ABC7 I-Team Investigation
CHICAGO (WLS) -- Known as "The Candy Lady", Helen Brach was one of Chicago's richest widowers after inheriting the Brach Company fortune when her husband Frank died in 1970.
When Mrs. Brach went missing 38 years ago this week in a murder plot aimed at stealing her fortune, swindlers didn't know that her money was untouchable. It had been hidden away in a foundation bearing her name- an organization that continues to pay out decades after her death.
In an old South loop office building, up on the 13th floor, is a small office marked by a small sign: Helen Brach Foundation. But there is nothing small about the fortune behind the foundation.

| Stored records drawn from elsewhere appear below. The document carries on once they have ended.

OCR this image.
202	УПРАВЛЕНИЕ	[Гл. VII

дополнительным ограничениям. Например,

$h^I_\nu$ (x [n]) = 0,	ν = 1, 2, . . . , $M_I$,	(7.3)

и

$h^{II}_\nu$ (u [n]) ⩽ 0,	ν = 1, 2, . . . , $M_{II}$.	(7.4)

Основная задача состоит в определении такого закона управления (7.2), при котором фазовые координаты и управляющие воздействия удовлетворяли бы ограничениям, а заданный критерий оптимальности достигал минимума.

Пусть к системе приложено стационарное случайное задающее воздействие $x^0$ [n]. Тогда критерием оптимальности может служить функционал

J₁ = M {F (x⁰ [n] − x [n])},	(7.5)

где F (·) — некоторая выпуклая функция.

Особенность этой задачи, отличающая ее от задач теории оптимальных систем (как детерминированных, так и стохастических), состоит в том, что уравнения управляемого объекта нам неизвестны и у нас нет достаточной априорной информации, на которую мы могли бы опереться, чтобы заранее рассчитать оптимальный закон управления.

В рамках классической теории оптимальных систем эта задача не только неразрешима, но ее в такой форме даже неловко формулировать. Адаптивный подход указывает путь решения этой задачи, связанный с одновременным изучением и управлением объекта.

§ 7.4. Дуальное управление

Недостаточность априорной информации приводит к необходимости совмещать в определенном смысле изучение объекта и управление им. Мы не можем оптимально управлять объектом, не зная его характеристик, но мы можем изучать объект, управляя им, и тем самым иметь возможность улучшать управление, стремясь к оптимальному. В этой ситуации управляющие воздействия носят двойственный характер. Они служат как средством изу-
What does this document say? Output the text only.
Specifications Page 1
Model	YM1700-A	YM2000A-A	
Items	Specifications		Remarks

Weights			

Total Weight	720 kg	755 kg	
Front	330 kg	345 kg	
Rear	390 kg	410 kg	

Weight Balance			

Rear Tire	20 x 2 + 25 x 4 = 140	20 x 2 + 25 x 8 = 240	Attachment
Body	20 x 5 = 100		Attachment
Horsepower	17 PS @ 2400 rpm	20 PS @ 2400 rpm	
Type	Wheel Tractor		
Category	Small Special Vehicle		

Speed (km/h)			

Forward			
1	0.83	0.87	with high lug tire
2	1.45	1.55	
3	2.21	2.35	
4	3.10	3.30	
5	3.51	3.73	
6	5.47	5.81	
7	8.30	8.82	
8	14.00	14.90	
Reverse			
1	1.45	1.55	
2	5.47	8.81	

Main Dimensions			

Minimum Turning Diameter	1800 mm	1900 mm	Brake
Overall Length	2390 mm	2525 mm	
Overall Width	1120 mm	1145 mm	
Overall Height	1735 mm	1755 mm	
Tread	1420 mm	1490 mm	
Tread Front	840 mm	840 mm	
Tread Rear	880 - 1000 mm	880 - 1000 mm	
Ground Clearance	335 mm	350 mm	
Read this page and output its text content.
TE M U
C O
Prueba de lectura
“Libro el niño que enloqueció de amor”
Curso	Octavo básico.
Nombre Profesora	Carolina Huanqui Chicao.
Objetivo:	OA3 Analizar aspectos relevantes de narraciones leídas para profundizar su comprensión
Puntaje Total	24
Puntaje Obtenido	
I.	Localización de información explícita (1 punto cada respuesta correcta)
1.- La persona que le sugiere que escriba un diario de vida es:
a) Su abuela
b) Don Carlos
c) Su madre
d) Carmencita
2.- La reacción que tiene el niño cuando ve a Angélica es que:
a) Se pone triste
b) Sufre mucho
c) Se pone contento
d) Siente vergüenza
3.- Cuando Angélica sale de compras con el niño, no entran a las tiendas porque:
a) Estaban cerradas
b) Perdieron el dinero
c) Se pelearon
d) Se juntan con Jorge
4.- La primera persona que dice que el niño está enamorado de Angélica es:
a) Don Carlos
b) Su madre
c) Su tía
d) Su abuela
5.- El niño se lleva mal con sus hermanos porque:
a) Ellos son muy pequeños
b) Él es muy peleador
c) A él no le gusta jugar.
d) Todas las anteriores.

According to the organization's most recent IRS filing, the total assets are nearly $123 million dollars, from which sizable grants are doled out each year.
The Candy Lady's philanthropy is living long beyond her days on earth, which ended this week in 1977. Brach had just undergone a physical at the Mayo Clinic in Minnesota, but she never made it back to her home in north suburban Glenview.
Her personal attendant, so-called houseman Jack Matlick, was the last person to see her alive and for decades was the focus of murder investigators who learned that Matlick had stolen gold coins and forged checks from Helen Brach at the time of her disappearance.
Until his death several years ago, Matlick always denied having a hand in trying to hijack her wealth.
"I don't know who killed Helen Brach. I have no idea. I have no idea what happened to her," Matlick said in 1994.
"I have nothing to say. Goodbye," Matlik maintained in 2004.
Matlick's friend and horse swindler Richard Bailey is still in federal prison after defrauding Mrs. Brach. Although the murder remains officially unsolved, most investigators suspect Bailey, Matlick and several organized crime figures had Brach killed to prevent her from exposing their horse insurance/arson scheme.
Fittingly, the Brach Foundation last year gave almost $268,000 to animal welfare groups, and among $6 million in grants to schools, help for the homeless, the arts and numerous Chicago area churches.
Even the Brach philanthropic foundation remains shrouded in mystery. The organization's director curtly declined to discuss any grants or good works, referring the I-Team to the paperwork that lays out who gets what.
Mrs. Brach's body was never found. Some investigators believe her remains were buried in a South Side forest preserve; others contend it was melted in a vat of molten steel at a South Side mill.